Mike was the only singer and he found it difficult to survive their 3 and 4 hour gigs so he brought in Bryan Darner, an old band-mate from high school who assisted with vocals and harmonies. The new Tunes toured all over the mid-west in a 1964 school bus with Faith Baptist Church painted on the side. After about a year Bryan quit to join the Artists, a Kansas City power pop band that had some money behind them. Back to being a 3-piece, the Tunes recorded a couple more demos but after only a few gigs with that line-up Pat and Mike started looking for other players.
Much like Mike, Steve Seitz was intrigued by the Beatles on Sullivan and took to playing guitar at a young age. He also had five years of formal piano lessons so when he was working at a liquor store one day and Pat came in mentioning he was looking for a guitar player who could sing and play organ, Steve stepped up to the plate. Putting ads up in music stores and local papers they then found Mark Weolk who took over the drummer’s throne and helped with vocals.

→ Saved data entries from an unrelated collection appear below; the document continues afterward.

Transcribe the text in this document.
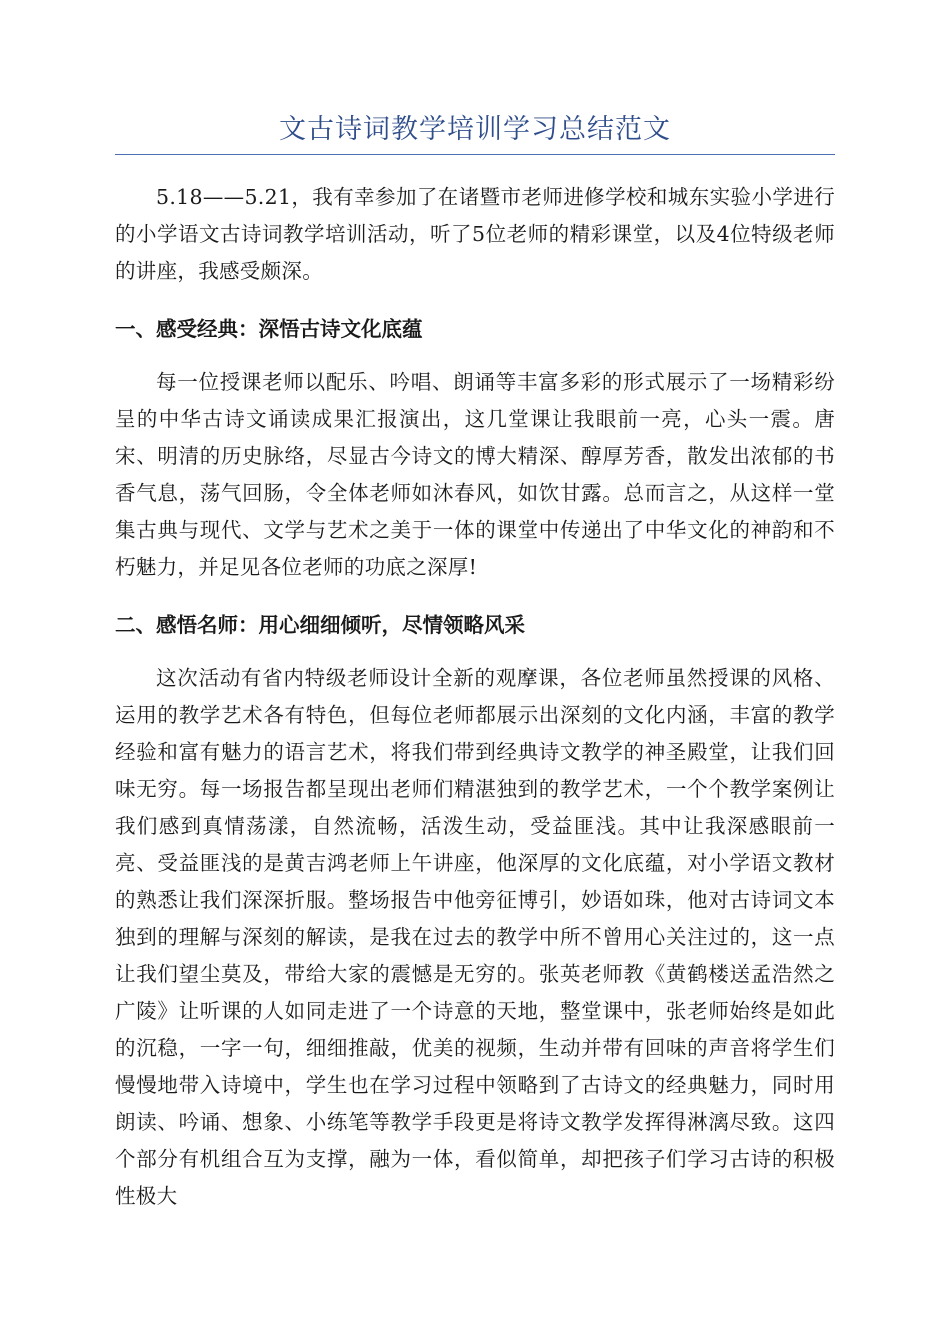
文古诗词教学培训学习总结范文

5.18——5.21，我有幸参加了在诸暨市老师进修学校和城东实验小学进行的小学语文古诗词教学培训活动，听了5位老师的精彩课堂，以及4位特级老师的讲座，我感受颇深。

一、感受经典：深悟古诗文化底蕴

每一位授课老师以配乐、吟唱、朗诵等丰富多彩的形式展示了一场精彩纷呈的中华古诗文诵读成果汇报演出，这几堂课让我眼前一亮，心头一震。唐宋、明清的历史脉络，尽显古今诗文的博大精深、醇厚芳香，散发出浓郁的书香气息，荡气回肠，令全体老师如沐春风，如饮甘露。总而言之，从这样一堂集古典与现代、文学与艺术之美于一体的课堂中传递出了中华文化的神韵和不朽魅力，并足见各位老师的功底之深厚!

二、感悟名师：用心细细倾听，尽情领略风采

这次活动有省内特级老师设计全新的观摩课，各位老师虽然授课的风格、运用的教学艺术各有特色，但每位老师都展示出深刻的文化内涵，丰富的教学经验和富有魅力的语言艺术，将我们带到经典诗文教学的神圣殿堂，让我们回味无穷。每一场报告都呈现出老师们精湛独到的教学艺术，一个个教学案例让我们感到真情荡漾，自然流畅，活泼生动，受益匪浅。其中让我深感眼前一亮、受益匪浅的是黄吉鸿老师上午讲座，他深厚的文化底蕴，对小学语文教材的熟悉让我们深深折服。整场报告中他旁征博引，妙语如珠，他对古诗词文本独到的理解与深刻的解读，是我在过去的教学中所不曾用心关注过的，这一点让我们望尘莫及，带给大家的震憾是无穷的。张英老师教《黄鹤楼送孟浩然之广陵》让听课的人如同走进了一个诗意的天地，整堂课中，张老师始终是如此的沉稳，一字一句，细细推敲，优美的视频，生动并带有回味的声音将学生们慢慢地带入诗境中，学生也在学习过程中领略到了古诗文的经典魅力，同时用朗读、吟诵、想象、小练笔等教学手段更是将诗文教学发挥得淋漓尽致。这四个部分有机组合互为支撑，融为一体，看似简单，却把孩子们学习古诗的积极性极大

Topeka was by and large a community that absorbed whatever was popular on the radio and the live music circuit was dominated by cover bands. The Tunes wanted to do their own material so Steve or Mike would write songs and then present their ideas at rehearsals for the rest of the band to work out. The band often had to travel to neighboring Lawrence or Kansas City where original music was more appreciated. This final version of the Tunes played about as much as a local band could play within a hundred mile radius of their home, often doing multiple sets each night. To fill the time they’d often mix their originals alongside covers of modern day bands like the Beat, Romantics, Elvis Costello, and Joe Jackson. They also played their own interpretations of the 60’s British Invasion music they grew up on.

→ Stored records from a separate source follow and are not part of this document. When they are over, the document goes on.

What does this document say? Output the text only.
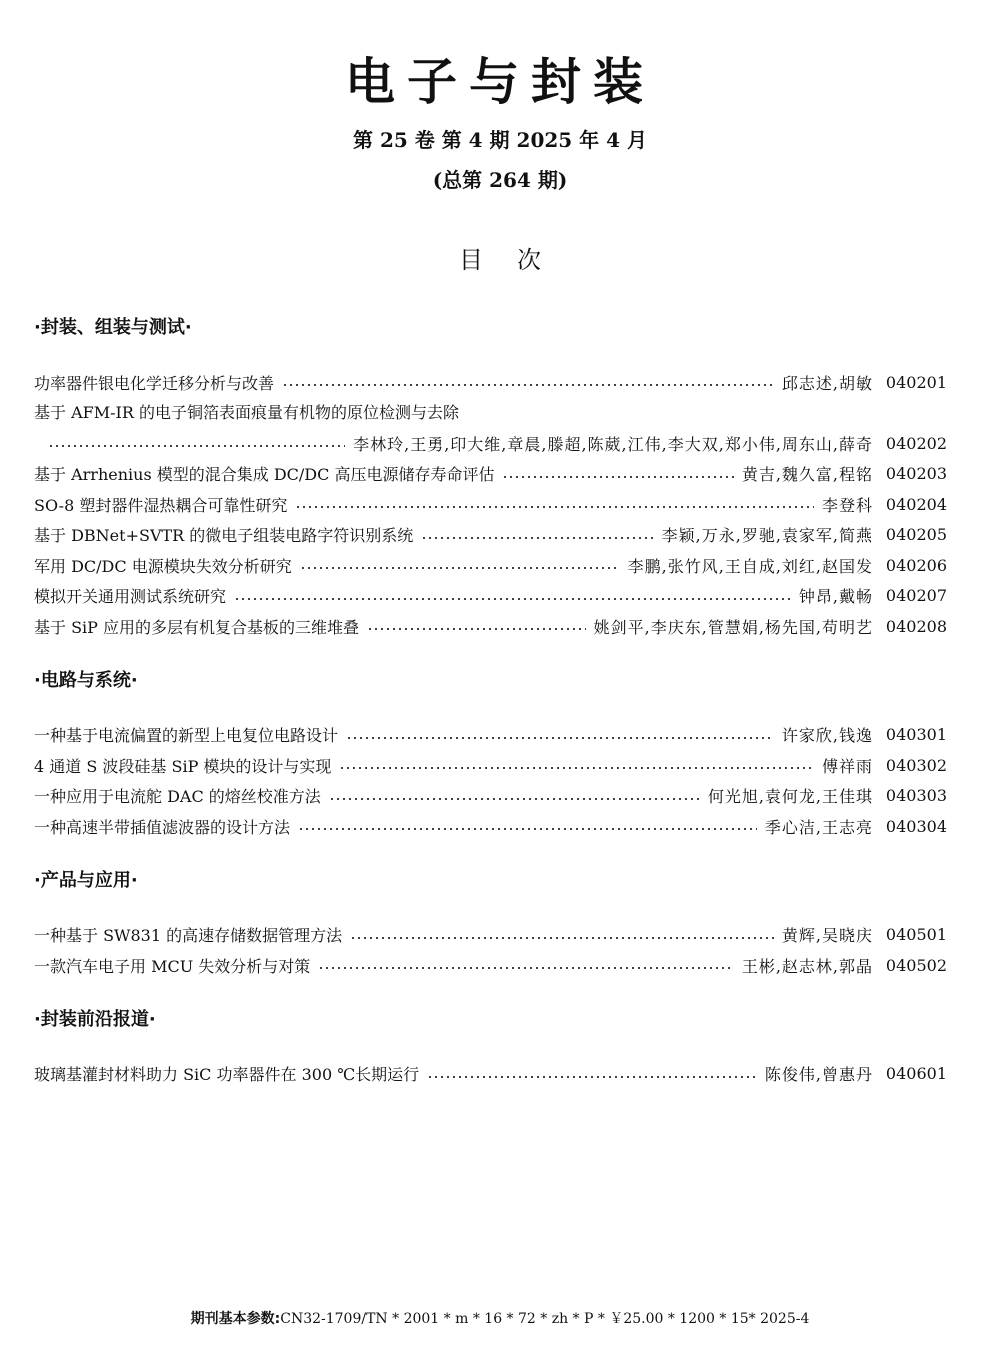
电子与封装
第 25 卷 第 4 期 2025 年 4 月
(总第 264 期)
目次
·封装、组装与测试·
功率器件银电化学迁移分析与改善	邱志述,胡敏 040201
基于 AFM-IR 的电子铜箔表面痕量有机物的原位检测与去除
李林玲,王勇,印大维,章晨,滕超,陈葳,江伟,李大双,郑小伟,周东山,薛奇 040202
基于 Arrhenius 模型的混合集成 DC/DC 高压电源储存寿命评估	黄吉,魏久富,程铭 040203
SO-8 塑封器件湿热耦合可靠性研究	李登科 040204
基于 DBNet+SVTR 的微电子组装电路字符识别系统	李颖,万永,罗驰,袁家军,简燕 040205
军用 DC/DC 电源模块失效分析研究	李鹏,张竹风,王自成,刘红,赵国发 040206
模拟开关通用测试系统研究	钟昂,戴畅 040207
基于 SiP 应用的多层有机复合基板的三维堆叠	姚剑平,李庆东,管慧娟,杨先国,苟明艺 040208
·电路与系统·
一种基于电流偏置的新型上电复位电路设计	许家欣,钱逸 040301
4 通道 S 波段硅基 SiP 模块的设计与实现	傅祥雨 040302
一种应用于电流舵 DAC 的熔丝校准方法	何光旭,袁何龙,王佳琪 040303
一种高速半带插值滤波器的设计方法	季心洁,王志亮 040304
·产品与应用·
一种基于 SW831 的高速存储数据管理方法	黄辉,吴晓庆 040501
一款汽车电子用 MCU 失效分析与对策	王彬,赵志林,郭晶 040502
·封装前沿报道·
玻璃基灌封材料助力 SiC 功率器件在 300 ℃长期运行	陈俊伟,曾惠丹 040601
期刊基本参数:CN32-1709/TN * 2001 * m * 16 * 72 * zh * P * ￥25.00 * 1200 * 15* 2025-4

In 1982, the band had saved up enough money from gigs to go to a professional studio in Kansas City and record four songs. A 7” EP was self-released in an edition of what they recall to be 200 copies. The sleeves were all hand constructed by the band members sitting around the kitchen table of an old Victorian home they all shared at the time. Promo packs were sent out to record labels and booking agents in hopes of scoring a deal but the call never came. Unfortunately, after a few years of building a supportive fanbase, the band was unable to sustain themselves financially and called it quits.
Cheap Rewards Records is currently working on an LP collection of the Tunes studio and demo material with a planned release this summer.